Cato Isaksen oyó una nota musical a lo lejos. El sonido salía por la puerta del despacho, navegaba precariamente por el pasillo vacío y llegaba hasta la máquina del café donde estaba él. Al principio no se dio cuenta de lo que era, creyó que era el zumbido de su propia sangre, los latidos del pulso atravesando su cabeza. La luz blanca de neón penetraba en sus ojos. De repente se dio cuenta de que era su móvil, que sonaba.

Dan gritaba por el móvil, el llanto le escocía la garganta.

—¡La ropa de Sebastian! —Respiró pesadamente y se llevó la mano a la cara, se tapó la boca con ella para hablar—. La ropa está sobre la cama de Jonas. ¡Tenéis que venir! ¡Jonas no está aquí! ¡Solo su abuela! ¡Tiene que ser la abuela de Jonas quien se ha llevado a Sebastian de la guardería!

—Vamos hacia allí —gritó el policía—. ¿Cuál es la dirección?

—Calle Konvall, 3 —gritó.

Un leve impacto en la planta de arriba lo hizo encogerse. ¿Habría más gente en la casa además de la abuela? Oyó que caía agua por unas tuberías en el interior de la pared. Las pequeñas prendas azul claro, un pantalón de franela y un jersey de un tono un poco más oscuro con franjas blancas estaban sobre la cama sin hacer en un montón desordenado. La ropa de Sebastian. No entendía la conexión, las piezas se iban encajando en su cerebro. La angustia le dejaba las mejillas y las orejas heladas.

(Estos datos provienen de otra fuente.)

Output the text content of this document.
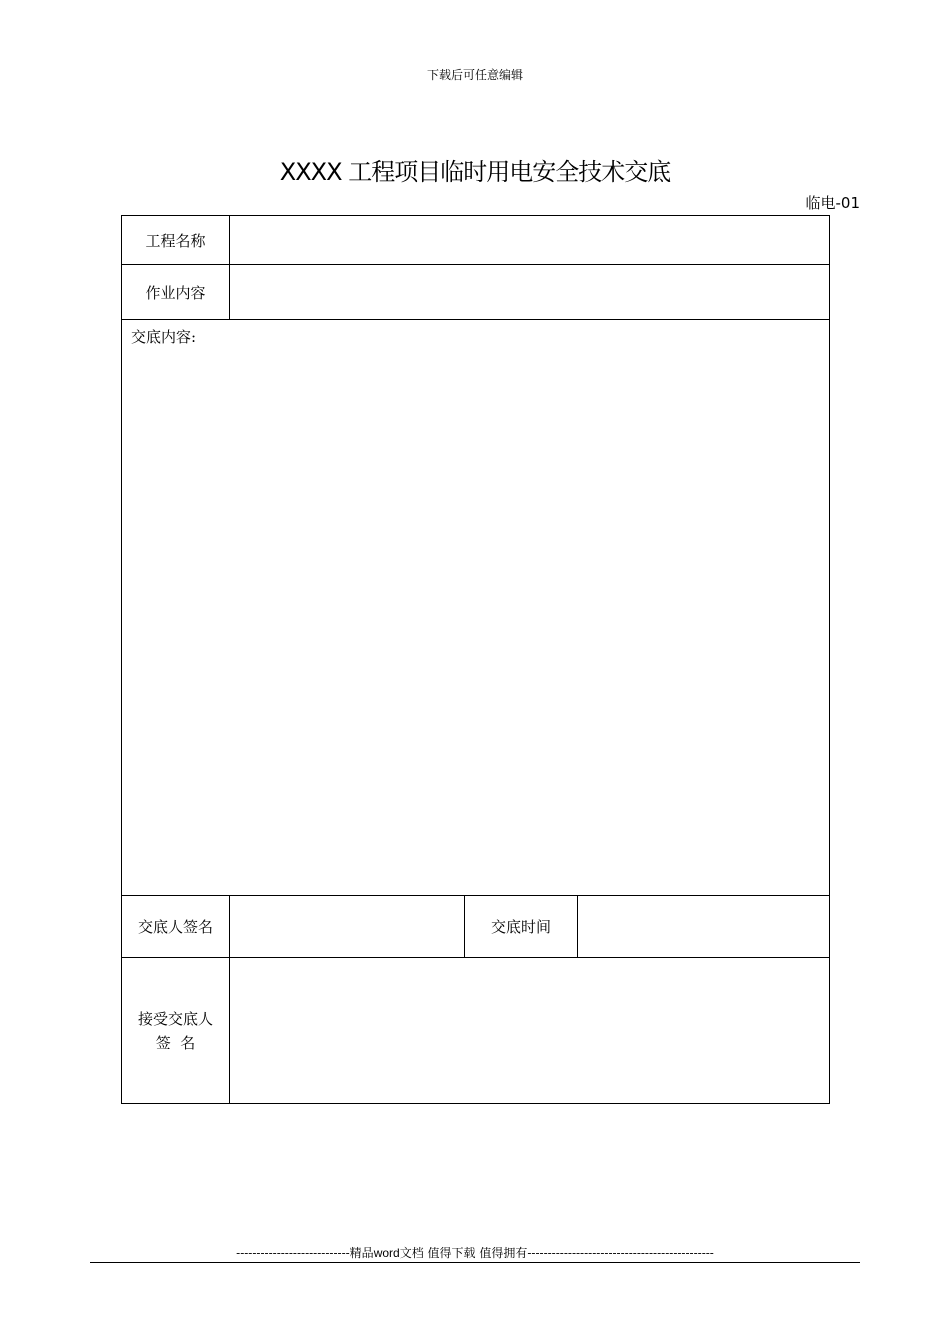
下载后可任意编辑
XXXX 工程项目临时用电安全技术交底
临电-01
工程名称			
作业内容			

交底内容:			

交底人签名		交底时间	
接受交底人
签  名			
----------------------------精品word文档 值得下载 值得拥有----------------------------------------------
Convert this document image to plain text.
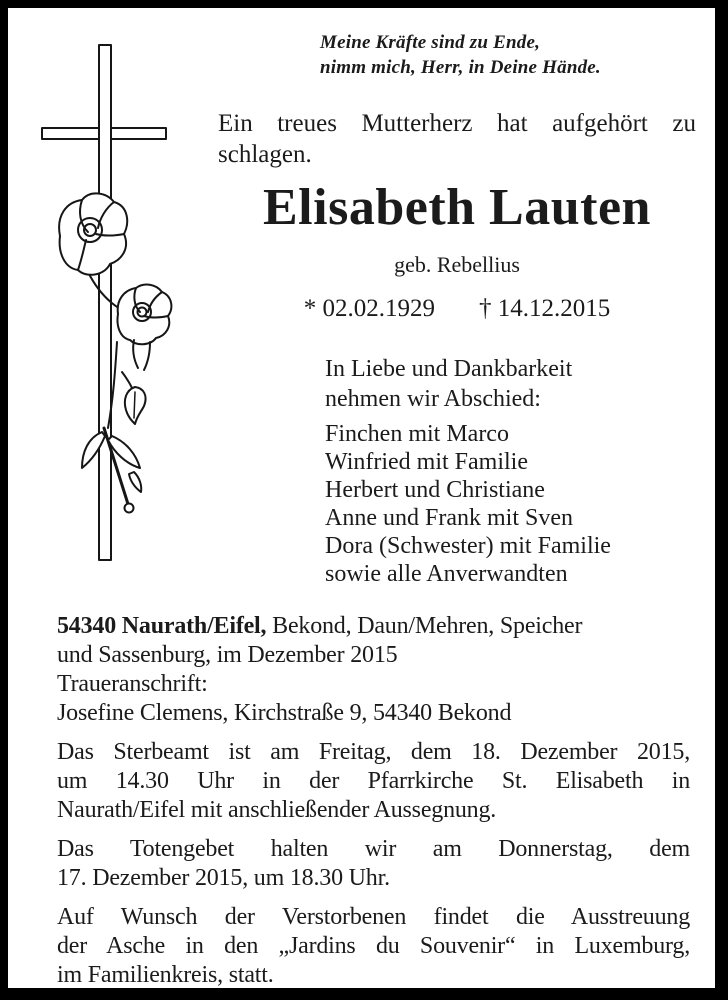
Meine Kräfte sind zu Ende,
nimm mich, Herr, in Deine Hände.
Ein treues Mutterherz hat aufgehört zu
schlagen.
Elisabeth Lauten
geb. Rebellius
* 02.02.1929 † 14.12.2015
In Liebe und Dankbarkeit
nehmen wir Abschied:
Finchen mit Marco
Winfried mit Familie
Herbert und Christiane
Anne und Frank mit Sven
Dora (Schwester) mit Familie
sowie alle Anverwandten

54340 Naurath/Eifel, Bekond, Daun/Mehren, Speicher
und Sassenburg, im Dezember 2015
Traueranschrift:
Josefine Clemens, Kirchstraße 9, 54340 Bekond

Das Sterbeamt ist am Freitag, dem 18. Dezember 2015,
um 14.30 Uhr in der Pfarrkirche St. Elisabeth in
Naurath/Eifel mit anschließender Aussegnung.

Das Totengebet halten wir am Donnerstag, dem
17. Dezember 2015, um 18.30 Uhr.

Auf Wunsch der Verstorbenen findet die Ausstreuung
der Asche in den „Jardins du Souvenir“ in Luxemburg,
im Familienkreis, statt.
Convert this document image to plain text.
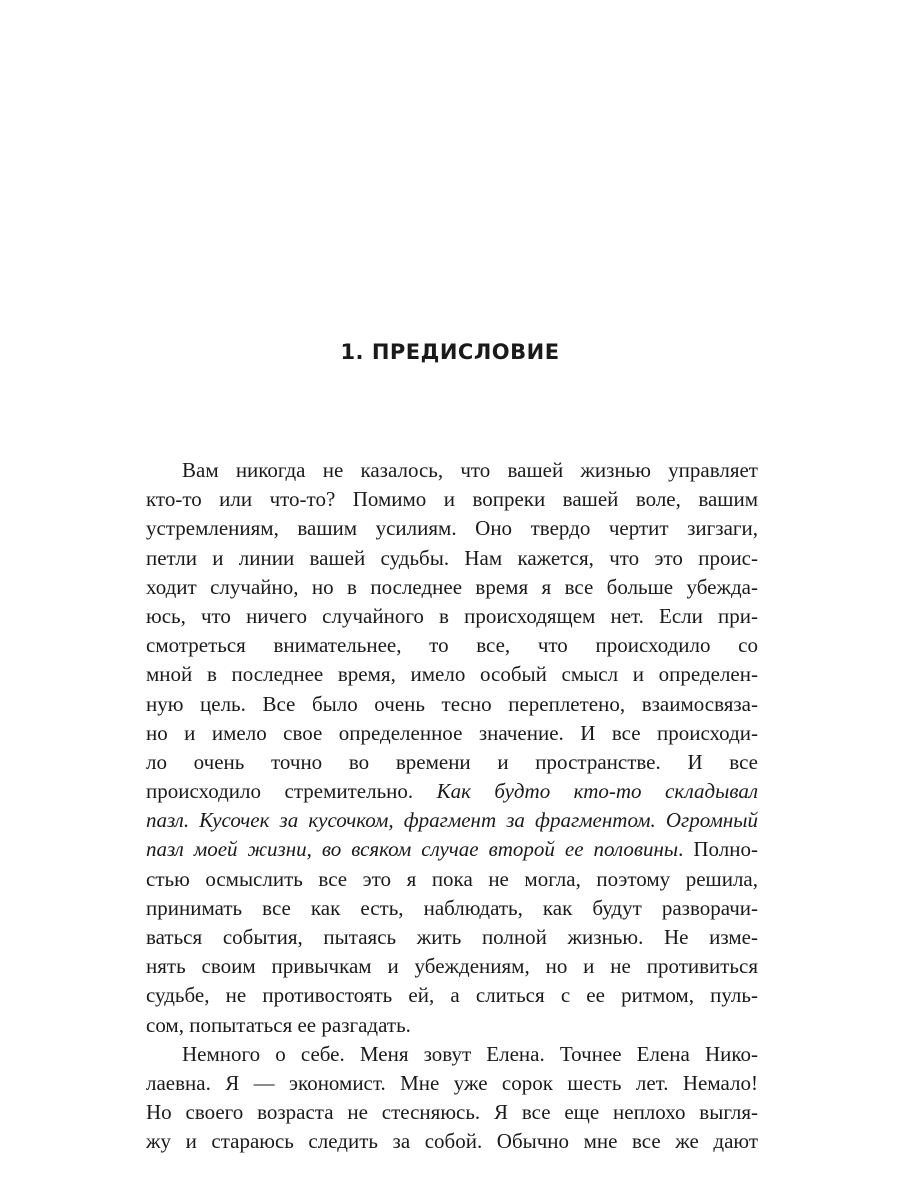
1. ПРЕДИСЛОВИЕ
Вам никогда не казалось, что вашей жизнью управляет
кто-то или что-то? Помимо и вопреки вашей воле, вашим
устремлениям, вашим усилиям. Оно твердо чертит зигзаги,
петли и линии вашей судьбы. Нам кажется, что это проис-
ходит случайно, но в последнее время я все больше убежда-
юсь, что ничего случайного в происходящем нет. Если при-
смотреться внимательнее, то все, что происходило со
мной в последнее время, имело особый смысл и определен-
ную цель. Все было очень тесно переплетено, взаимосвяза-
но и имело свое определенное значение. И все происходи-
ло очень точно во времени и пространстве. И все
происходило стремительно. Как будто кто-то складывал
пазл. Кусочек за кусочком, фрагмент за фрагментом. Огромный
пазл моей жизни, во всяком случае второй ее половины. Полно-
стью осмыслить все это я пока не могла, поэтому решила,
принимать все как есть, наблюдать, как будут разворачи-
ваться события, пытаясь жить полной жизнью. Не изме-
нять своим привычкам и убеждениям, но и не противиться
судьбе, не противостоять ей, а слиться с ее ритмом, пуль-
сом, попытаться ее разгадать.
Немного о себе. Меня зовут Елена. Точнее Елена Нико-
лаевна. Я — экономист. Мне уже сорок шесть лет. Немало!
Но своего возраста не стесняюсь. Я все еще неплохо выгля-
жу и стараюсь следить за собой. Обычно мне все же дают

De pronto apareció la abuela en medio de la habitación.

—¿Sabes lo que es el carmesí? —Y se respondió a sí misma—. Un gusano invisible que vuela en la noche y aterriza sobre las hojas.

—¡Cállese! —dijo él, y fue hacia la cómoda para meter la mano detrás. La pistola Glock de Bjone aún estaba allí. Sintió algo de alivio. Cogió la pistola y se la metió en la cintura del pantalón, bajó el jersey y se tapó con la chaqueta. Debajo de la cama de Jonas estaba el petate de color verde militar de Bjone. Lo sacó. Estaba vacío.

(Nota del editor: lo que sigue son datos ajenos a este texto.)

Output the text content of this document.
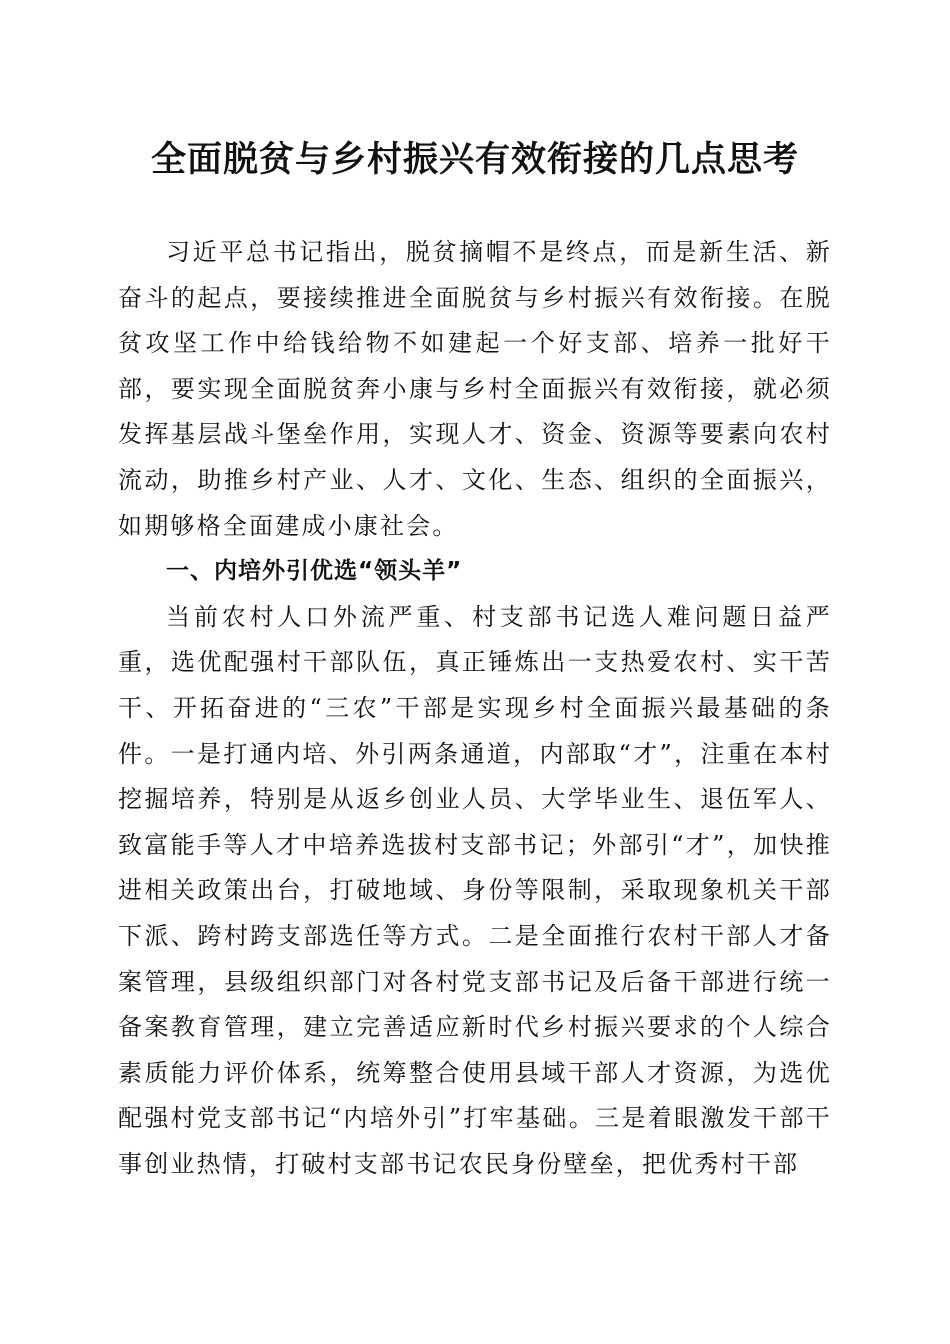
全面脱贫与乡村振兴有效衔接的几点思考

习近平总书记指出，脱贫摘帽不是终点，而是新生活、新奋斗的起点，要接续推进全面脱贫与乡村振兴有效衔接。在脱贫攻坚工作中给钱给物不如建起一个好支部、培养一批好干部，要实现全面脱贫奔小康与乡村全面振兴有效衔接，就必须发挥基层战斗堡垒作用，实现人才、资金、资源等要素向农村流动，助推乡村产业、人才、文化、生态、组织的全面振兴，如期够格全面建成小康社会。

一、内培外引优选“领头羊”

当前农村人口外流严重、村支部书记选人难问题日益严重，选优配强村干部队伍，真正锤炼出一支热爱农村、实干苦干、开拓奋进的“三农”干部是实现乡村全面振兴最基础的条件。一是打通内培、外引两条通道，内部取“才”，注重在本村挖掘培养，特别是从返乡创业人员、大学毕业生、退伍军人、致富能手等人才中培养选拔村支部书记；外部引“才”，加快推进相关政策出台，打破地域、身份等限制，采取现象机关干部下派、跨村跨支部选任等方式。二是全面推行农村干部人才备案管理，县级组织部门对各村党支部书记及后备干部进行统一备案教育管理，建立完善适应新时代乡村振兴要求的个人综合素质能力评价体系，统筹整合使用县域干部人才资源，为选优配强村党支部书记“内培外引”打牢基础。三是着眼激发干部干事创业热情，打破村支部书记农民身份壁垒，把优秀村干部
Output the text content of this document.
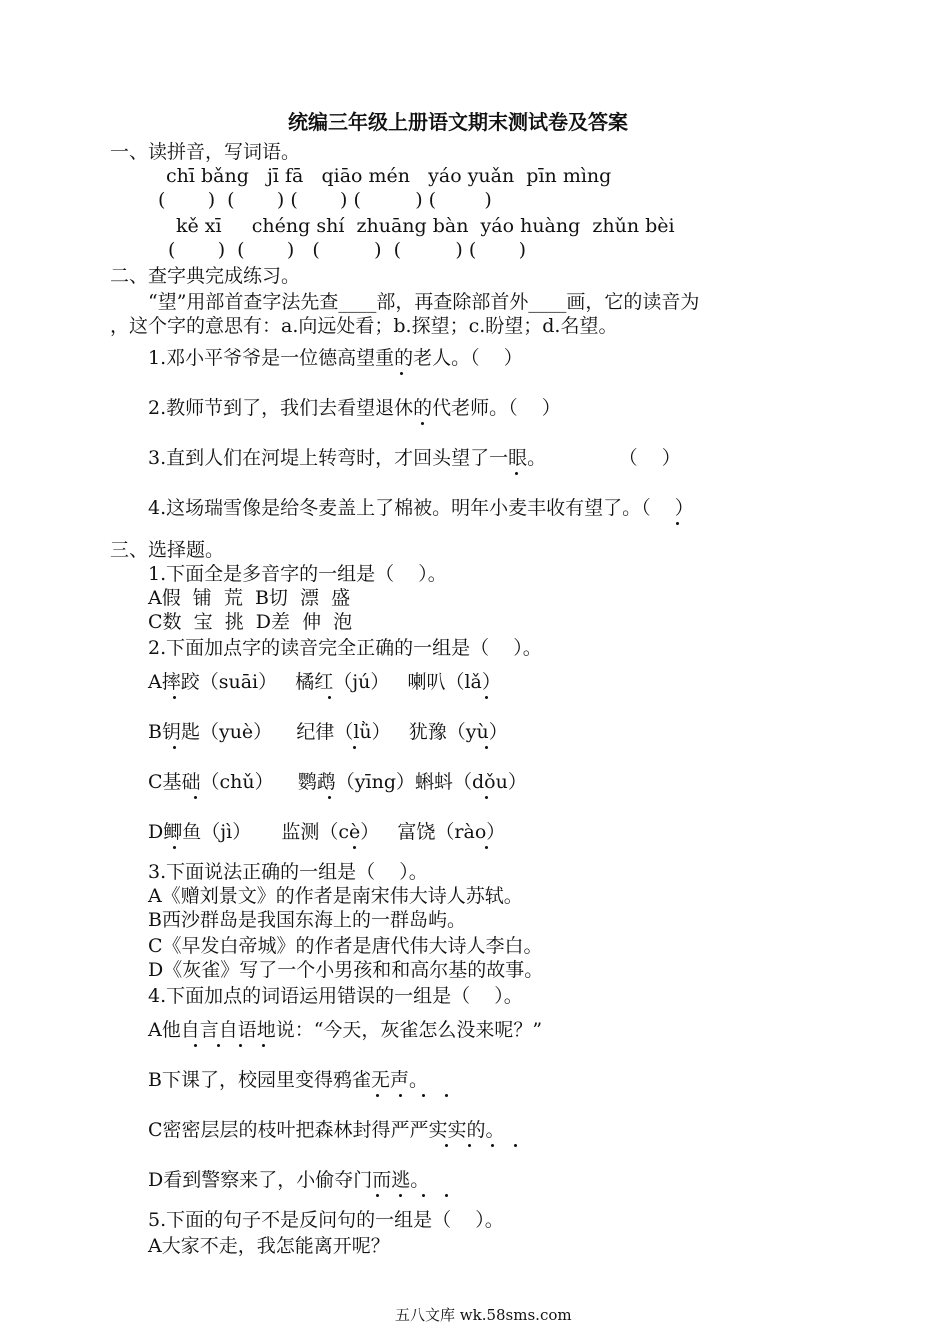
统编三年级上册语文期末测试卷及答案
一、读拼音，写词语。
chī bǎng   jī fā   qiāo mén   yáo yuǎn  pīn mìng
(       )  (       ) (       ) (         ) (        )
kě xī     chéng shí  zhuāng bàn  yáo huàng  zhǔn bèi
(       )  (       )   (         )  (         ) (       )
二、查字典完成练习。
“望”用部首查字法先查____部，再查除部首外____画，它的读音为
，这个字的意思有：a.向远处看；b.探望；c.盼望；d.名望。
1.邓小平爷爷是一位德高望重的老人。（    ）
2.教师节到了，我们去看望退休的代老师。（    ）
3.直到人们在河堤上转弯时，才回头望了一眼。            （    ）
4.这场瑞雪像是给冬麦盖上了棉被。明年小麦丰收有望了。（    ）
三、选择题。
1.下面全是多音字的一组是（    ）。
A假  铺  荒  B切  漂  盛
C数  宝  挑  D差  伸  泡
2.下面加点字的读音完全正确的一组是（    ）。
A摔跤（suāi）   橘红（jú）   喇叭（lǎ）
B钥匙（yuè）    纪律（lǜ）   犹豫（yù）
C基础（chǔ）    鹦鹉（yīng）蝌蚪（dǒu）
D鲫鱼（jì）     监测（cè）   富饶（rào）
3.下面说法正确的一组是（    ）。
A《赠刘景文》的作者是南宋伟大诗人苏轼。
B西沙群岛是我国东海上的一群岛屿。
C《早发白帝城》的作者是唐代伟大诗人李白。
D《灰雀》写了一个小男孩和和高尔基的故事。
4.下面加点的词语运用错误的一组是（    ）。
A他自言自语地说：“今天，灰雀怎么没来呢？”
B下课了，校园里变得鸦雀无声。
C密密层层的枝叶把森林封得严严实实的。
D看到警察来了，小偷夺门而逃。
5.下面的句子不是反问句的一组是（    ）。
A大家不走，我怎能离开呢？
五八文库 wk.58sms.com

—Seguramente será una tela, o un material de alguna clase —siguió desbarrando la abuela—. ¡Jonas! ¡Amorcito! —llamó.

El silencio que se hizo a continuación le provocó escalofríos. Parecía un perro de presa olisqueando por la casa vacía. Por la pantalla del ordenador navegaban imágenes en constante cambio, formando un bucle.